There could be something like a cycle of CDE cards with basic landcycling for 1D.
How many cards are in the set? Based on nothing beyond the knowledge that you are asking (and there's 145 in the set)? Hmmmm. I went with 145. "All Gold" seems like a gimmick you might run, and you'd be inclined to ask if you were running that gimmick.
I would have voted 145 on the poll but don't sets all have the 5 basic lands included now? That would mean that only 140 cards at most could be multicolour.
Creator of the Multiverse database for custom sets, the Magic Turing machine (proving Magic Turing-complete) and the random Magic card generator.
The Alara Reborn boosters do include Shards of Alara basic lands, but those are Shards of Alara basic lands, with Shards collector numbers. They don't count as Alara Reborn cards.
Something completely different...
Not to make any waves here, but...
What counterspell is that? It's got the new frame and to the best of my knowledge there is no such thing as a counterspell with the new frame - especially not one which mentions Jace and is illustrated by Jason Chan. Is this some promo card I don't know about or is it... *gasp* ... a sneak preview from M2010?
That said, some people in this world just ARE complete A-holes, and Wizards has now publicly admitted that they want to give those people their money's worth as well.
I've read (I forget where,) that "griefing" has a player profile all it's own; Dave. And I'm prone to agreeing with it, because a griefer player (henceforth referred to as "Dave" because it's easier to type,) has elements of the other "main three" that don't quite fit in to any of the others.
Dave wants you to suffer. He wants to feel your anquish.
This is very Timmy, yes, but much more one-track. For most Timmies, having fun is the goal. Their opponents' anquish is little more than an unpleasent side-effect.
Dave wants you to suffer. He doesn't care how he does it, he doesn't care what it takes.
This smacks loudly of Spike, who'll frequently go to any length necessary (rules lawyering, netdecking, you name it,) to win. But he just wants to win. His concerns might be a little selfish, but they aren't actively hostile.
Dave wants you to suffer. He'll spend hours upon hours thinking of ways to ruin your day, and will just invent new ones if he can't.
That sounds suspiciously like a Johnny, if only a Johnny who's not looking for combos.
For the murder of Timmy.
Wizards of the Coast
I had high hopes for Timmy week, but it seems Wizards have only made things worse. There are too many different descriptions of what Timmy is all about, and now that "griefer Timmy" is an official subset of Timmy's, everyone who had a bad stereotype of Timmy can say "oh yeah I was right".

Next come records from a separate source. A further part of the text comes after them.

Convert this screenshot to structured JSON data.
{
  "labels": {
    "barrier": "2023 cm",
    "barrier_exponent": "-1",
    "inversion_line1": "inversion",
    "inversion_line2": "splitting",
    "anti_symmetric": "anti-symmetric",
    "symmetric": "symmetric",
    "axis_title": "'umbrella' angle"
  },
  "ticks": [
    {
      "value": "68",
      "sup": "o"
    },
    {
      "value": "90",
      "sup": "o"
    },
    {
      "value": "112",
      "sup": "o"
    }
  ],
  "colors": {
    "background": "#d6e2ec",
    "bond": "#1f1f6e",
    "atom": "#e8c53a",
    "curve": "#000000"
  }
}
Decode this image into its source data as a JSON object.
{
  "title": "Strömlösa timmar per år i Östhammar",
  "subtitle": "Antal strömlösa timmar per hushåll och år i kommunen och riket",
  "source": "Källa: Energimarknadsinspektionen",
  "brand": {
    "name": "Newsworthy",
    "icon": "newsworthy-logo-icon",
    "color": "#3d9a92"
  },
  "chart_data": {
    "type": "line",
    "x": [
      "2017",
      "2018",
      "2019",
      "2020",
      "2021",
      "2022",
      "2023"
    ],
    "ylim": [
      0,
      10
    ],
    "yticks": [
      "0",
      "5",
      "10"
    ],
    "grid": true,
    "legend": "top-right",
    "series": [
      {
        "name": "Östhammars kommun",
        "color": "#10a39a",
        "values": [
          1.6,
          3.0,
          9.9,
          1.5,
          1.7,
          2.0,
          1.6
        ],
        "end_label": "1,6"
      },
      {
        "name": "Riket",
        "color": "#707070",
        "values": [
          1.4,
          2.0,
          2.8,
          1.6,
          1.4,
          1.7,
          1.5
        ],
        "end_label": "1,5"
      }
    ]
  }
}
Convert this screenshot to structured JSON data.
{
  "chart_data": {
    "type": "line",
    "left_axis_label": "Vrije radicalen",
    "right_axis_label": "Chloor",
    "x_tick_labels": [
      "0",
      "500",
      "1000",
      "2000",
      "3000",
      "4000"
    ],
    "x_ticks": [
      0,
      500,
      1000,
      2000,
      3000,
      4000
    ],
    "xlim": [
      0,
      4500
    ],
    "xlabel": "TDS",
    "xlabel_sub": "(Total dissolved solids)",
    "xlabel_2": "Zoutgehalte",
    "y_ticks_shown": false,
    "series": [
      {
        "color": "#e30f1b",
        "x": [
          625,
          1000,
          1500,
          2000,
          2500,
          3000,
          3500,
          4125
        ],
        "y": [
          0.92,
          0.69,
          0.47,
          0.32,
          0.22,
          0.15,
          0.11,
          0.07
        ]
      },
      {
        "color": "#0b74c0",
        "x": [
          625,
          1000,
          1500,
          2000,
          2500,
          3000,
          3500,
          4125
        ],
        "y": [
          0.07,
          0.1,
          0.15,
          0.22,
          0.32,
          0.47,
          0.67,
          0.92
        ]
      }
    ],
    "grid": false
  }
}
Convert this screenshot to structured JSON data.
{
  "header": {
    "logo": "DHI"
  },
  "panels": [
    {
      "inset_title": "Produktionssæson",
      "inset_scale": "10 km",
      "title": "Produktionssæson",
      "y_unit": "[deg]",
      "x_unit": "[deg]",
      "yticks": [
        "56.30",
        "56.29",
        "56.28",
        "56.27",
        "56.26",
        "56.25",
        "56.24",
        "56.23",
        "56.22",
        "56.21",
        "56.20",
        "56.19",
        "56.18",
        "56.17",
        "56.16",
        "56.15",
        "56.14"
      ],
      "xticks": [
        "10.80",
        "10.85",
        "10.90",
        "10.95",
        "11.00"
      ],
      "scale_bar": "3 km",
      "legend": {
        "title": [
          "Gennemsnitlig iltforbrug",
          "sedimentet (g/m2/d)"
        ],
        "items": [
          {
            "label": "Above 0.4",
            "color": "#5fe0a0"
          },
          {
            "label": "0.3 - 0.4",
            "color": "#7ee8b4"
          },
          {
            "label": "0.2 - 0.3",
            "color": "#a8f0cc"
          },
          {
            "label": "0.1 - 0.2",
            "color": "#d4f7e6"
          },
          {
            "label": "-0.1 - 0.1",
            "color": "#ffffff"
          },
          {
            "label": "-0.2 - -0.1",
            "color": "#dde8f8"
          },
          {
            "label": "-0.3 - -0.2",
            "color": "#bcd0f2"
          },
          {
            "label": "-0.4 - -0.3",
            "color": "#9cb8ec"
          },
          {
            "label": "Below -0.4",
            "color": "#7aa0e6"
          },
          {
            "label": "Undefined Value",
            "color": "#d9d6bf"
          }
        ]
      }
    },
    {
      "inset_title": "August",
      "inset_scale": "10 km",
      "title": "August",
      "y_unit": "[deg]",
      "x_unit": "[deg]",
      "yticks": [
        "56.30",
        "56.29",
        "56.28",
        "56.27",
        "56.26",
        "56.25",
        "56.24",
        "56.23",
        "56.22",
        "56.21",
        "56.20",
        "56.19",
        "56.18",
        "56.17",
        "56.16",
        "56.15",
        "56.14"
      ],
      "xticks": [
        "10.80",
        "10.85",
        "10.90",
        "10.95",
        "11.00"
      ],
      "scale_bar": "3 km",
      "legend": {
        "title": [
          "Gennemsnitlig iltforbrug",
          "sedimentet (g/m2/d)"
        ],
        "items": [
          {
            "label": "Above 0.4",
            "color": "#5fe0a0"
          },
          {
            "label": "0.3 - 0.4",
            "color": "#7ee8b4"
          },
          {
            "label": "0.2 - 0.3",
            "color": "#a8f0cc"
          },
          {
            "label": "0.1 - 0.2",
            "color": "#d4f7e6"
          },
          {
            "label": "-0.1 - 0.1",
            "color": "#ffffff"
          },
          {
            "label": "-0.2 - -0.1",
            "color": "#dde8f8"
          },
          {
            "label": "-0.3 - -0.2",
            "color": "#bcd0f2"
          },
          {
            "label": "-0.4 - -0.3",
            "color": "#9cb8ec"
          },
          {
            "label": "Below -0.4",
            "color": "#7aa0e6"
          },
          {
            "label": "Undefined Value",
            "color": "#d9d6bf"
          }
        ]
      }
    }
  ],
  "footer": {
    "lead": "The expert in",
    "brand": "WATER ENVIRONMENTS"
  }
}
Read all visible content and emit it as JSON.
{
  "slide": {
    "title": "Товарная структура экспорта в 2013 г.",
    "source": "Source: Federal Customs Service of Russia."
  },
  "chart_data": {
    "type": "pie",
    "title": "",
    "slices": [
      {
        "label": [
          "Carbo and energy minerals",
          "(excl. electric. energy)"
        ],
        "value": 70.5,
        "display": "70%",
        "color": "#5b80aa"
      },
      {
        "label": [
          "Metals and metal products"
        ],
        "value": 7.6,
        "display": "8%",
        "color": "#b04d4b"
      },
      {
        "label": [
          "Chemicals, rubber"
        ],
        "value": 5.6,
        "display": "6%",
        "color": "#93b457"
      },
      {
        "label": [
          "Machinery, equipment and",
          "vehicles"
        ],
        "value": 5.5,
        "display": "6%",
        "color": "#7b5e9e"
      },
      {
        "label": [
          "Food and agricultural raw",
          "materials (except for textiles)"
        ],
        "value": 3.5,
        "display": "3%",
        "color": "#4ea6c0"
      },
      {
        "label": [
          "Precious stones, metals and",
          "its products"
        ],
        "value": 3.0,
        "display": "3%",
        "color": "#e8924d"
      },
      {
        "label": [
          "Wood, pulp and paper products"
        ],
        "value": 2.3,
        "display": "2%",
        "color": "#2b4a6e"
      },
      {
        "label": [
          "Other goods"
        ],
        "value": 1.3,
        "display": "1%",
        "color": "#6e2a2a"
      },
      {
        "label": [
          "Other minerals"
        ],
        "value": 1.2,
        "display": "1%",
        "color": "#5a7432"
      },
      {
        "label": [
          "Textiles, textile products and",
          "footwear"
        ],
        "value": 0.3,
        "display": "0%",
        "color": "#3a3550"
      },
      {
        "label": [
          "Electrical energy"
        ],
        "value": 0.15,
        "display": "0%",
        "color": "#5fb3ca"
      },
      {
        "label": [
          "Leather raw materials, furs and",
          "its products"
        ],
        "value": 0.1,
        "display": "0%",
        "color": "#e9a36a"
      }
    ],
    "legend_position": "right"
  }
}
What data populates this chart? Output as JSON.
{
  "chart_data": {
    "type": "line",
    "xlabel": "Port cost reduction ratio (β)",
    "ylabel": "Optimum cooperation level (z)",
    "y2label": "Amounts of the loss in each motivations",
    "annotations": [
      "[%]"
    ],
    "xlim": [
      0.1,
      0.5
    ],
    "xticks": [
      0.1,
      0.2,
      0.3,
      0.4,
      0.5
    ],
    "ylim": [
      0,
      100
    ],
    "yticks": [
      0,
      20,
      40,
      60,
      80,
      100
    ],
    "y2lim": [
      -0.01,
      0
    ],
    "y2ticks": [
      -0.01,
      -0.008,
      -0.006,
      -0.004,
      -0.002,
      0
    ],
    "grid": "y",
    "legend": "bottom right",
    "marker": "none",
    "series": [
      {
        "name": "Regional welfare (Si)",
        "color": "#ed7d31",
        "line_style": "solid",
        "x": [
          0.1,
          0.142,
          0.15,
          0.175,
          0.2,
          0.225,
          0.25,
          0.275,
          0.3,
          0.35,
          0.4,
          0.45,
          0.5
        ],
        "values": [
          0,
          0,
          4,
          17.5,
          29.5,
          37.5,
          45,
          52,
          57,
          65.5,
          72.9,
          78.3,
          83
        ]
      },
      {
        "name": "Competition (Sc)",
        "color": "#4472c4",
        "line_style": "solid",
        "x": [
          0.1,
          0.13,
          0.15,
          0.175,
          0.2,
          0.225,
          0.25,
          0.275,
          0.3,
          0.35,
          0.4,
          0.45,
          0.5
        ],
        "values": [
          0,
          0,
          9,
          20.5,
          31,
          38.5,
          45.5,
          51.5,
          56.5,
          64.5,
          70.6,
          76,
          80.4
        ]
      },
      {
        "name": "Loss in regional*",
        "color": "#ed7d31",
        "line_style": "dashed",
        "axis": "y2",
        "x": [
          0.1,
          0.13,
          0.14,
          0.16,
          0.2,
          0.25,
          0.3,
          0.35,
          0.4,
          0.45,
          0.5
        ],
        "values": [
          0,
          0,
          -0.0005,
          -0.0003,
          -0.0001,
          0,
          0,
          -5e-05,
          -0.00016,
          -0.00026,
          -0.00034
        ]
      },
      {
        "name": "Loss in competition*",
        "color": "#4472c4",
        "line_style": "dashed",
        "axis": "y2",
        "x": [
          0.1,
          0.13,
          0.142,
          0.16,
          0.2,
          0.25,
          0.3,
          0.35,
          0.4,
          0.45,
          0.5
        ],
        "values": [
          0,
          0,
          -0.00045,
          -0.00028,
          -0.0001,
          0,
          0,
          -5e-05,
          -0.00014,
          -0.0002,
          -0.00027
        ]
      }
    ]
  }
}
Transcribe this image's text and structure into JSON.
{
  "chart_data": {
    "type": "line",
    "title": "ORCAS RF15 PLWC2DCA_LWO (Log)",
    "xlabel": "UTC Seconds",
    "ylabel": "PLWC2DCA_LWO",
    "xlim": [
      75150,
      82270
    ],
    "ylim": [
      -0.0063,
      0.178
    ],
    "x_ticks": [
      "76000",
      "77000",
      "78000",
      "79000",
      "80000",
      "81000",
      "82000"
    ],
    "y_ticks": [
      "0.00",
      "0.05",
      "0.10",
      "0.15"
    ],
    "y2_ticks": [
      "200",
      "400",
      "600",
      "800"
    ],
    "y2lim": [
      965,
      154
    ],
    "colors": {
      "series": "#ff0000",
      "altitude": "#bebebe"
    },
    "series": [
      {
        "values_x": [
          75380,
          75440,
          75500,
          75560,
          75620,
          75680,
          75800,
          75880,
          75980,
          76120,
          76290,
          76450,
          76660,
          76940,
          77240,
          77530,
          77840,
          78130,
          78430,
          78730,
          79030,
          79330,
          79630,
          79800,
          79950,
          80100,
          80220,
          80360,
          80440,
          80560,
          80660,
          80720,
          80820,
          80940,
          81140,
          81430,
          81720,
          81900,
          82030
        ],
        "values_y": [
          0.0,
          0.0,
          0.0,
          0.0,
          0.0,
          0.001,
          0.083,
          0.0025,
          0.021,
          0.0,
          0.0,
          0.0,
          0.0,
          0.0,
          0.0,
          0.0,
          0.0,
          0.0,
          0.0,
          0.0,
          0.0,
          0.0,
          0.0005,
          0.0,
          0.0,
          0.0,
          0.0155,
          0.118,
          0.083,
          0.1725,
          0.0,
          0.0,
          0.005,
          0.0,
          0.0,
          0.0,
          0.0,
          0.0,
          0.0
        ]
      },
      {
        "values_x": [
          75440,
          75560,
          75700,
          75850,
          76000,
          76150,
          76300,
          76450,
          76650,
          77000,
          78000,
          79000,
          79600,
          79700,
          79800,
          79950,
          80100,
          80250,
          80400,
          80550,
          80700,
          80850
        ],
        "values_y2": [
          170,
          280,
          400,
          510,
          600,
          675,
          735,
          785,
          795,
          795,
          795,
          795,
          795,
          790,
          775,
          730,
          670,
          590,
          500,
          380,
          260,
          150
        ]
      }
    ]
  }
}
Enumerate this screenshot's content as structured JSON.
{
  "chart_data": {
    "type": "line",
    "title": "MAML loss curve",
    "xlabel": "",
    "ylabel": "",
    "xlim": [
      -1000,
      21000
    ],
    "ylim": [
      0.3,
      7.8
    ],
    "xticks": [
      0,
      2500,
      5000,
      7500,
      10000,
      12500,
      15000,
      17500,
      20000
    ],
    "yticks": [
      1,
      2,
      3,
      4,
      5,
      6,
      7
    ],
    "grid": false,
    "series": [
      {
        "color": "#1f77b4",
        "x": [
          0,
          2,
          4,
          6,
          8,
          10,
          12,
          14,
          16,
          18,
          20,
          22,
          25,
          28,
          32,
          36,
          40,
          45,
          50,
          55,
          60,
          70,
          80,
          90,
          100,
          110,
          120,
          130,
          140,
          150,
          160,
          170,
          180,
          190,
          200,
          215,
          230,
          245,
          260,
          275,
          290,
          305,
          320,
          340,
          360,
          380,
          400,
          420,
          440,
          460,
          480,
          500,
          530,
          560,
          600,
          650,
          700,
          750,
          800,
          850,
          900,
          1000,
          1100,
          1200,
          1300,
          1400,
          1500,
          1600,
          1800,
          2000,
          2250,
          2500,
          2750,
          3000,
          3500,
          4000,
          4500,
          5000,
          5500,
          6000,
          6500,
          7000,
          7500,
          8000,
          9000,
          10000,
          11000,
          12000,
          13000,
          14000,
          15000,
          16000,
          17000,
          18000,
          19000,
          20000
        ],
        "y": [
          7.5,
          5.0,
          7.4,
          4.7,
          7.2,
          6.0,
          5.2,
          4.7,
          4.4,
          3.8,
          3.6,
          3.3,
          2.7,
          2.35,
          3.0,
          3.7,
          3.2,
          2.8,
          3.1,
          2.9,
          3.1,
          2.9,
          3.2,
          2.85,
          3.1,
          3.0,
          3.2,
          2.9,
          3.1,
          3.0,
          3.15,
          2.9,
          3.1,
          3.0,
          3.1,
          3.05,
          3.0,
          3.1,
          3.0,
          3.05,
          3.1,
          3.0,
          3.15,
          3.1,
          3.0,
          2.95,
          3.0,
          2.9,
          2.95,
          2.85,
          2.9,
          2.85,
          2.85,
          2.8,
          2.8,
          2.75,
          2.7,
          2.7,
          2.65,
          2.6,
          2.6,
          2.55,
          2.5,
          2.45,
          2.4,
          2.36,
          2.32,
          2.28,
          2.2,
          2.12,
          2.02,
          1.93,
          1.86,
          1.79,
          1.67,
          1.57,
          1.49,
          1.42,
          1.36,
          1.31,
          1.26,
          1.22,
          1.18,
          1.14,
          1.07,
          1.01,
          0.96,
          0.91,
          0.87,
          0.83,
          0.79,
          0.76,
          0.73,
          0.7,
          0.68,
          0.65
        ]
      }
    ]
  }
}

I no longer wish to be identified with "Timmy" at all. I now consider myself 80% Vorthos, 20% Johnny. Timmy is dead to me.
I voted 145, as "the all-multicolored set" sounds much more impressive than "the 90% multicolored set".
About Griefer Timmy : as some people already pointed out here, the community also has been refering to this "sub-psychographic" as Dave for some time. For those who are interested to learn more about the concept and want to know where the term originated, I'll post a link to the article where it all started : The Fourth Psychographic by Daniel Rezendes, published on MTGsalvation.com. Among other things, it exposes the theories that identify Dave as a subset of Timmy (like Tom presents it) or Spike. Make sure to also read the forum discussion linked to it. This subject of "jerk players" has spawned many interesting arguments there and elsewhere.
Even though griefer Timmy's goal is to make you sad, there is an effective way to deal with him. Simply refuse to be sad in the face of his tricks, and you will deny him his fun. Even more devastating, you can beat him while ignoring his efforts to annoy you. A griefer Timmy who neither wins the game nor makes his opponent miserable is a very sad griefer Timmy indeed. However, be very careful when you do this. If you enjoy a griefer Timmy's misery too much, you will become intimately familiar with the fun that a griefer Timmy can have and you might be tempted to become one yourself!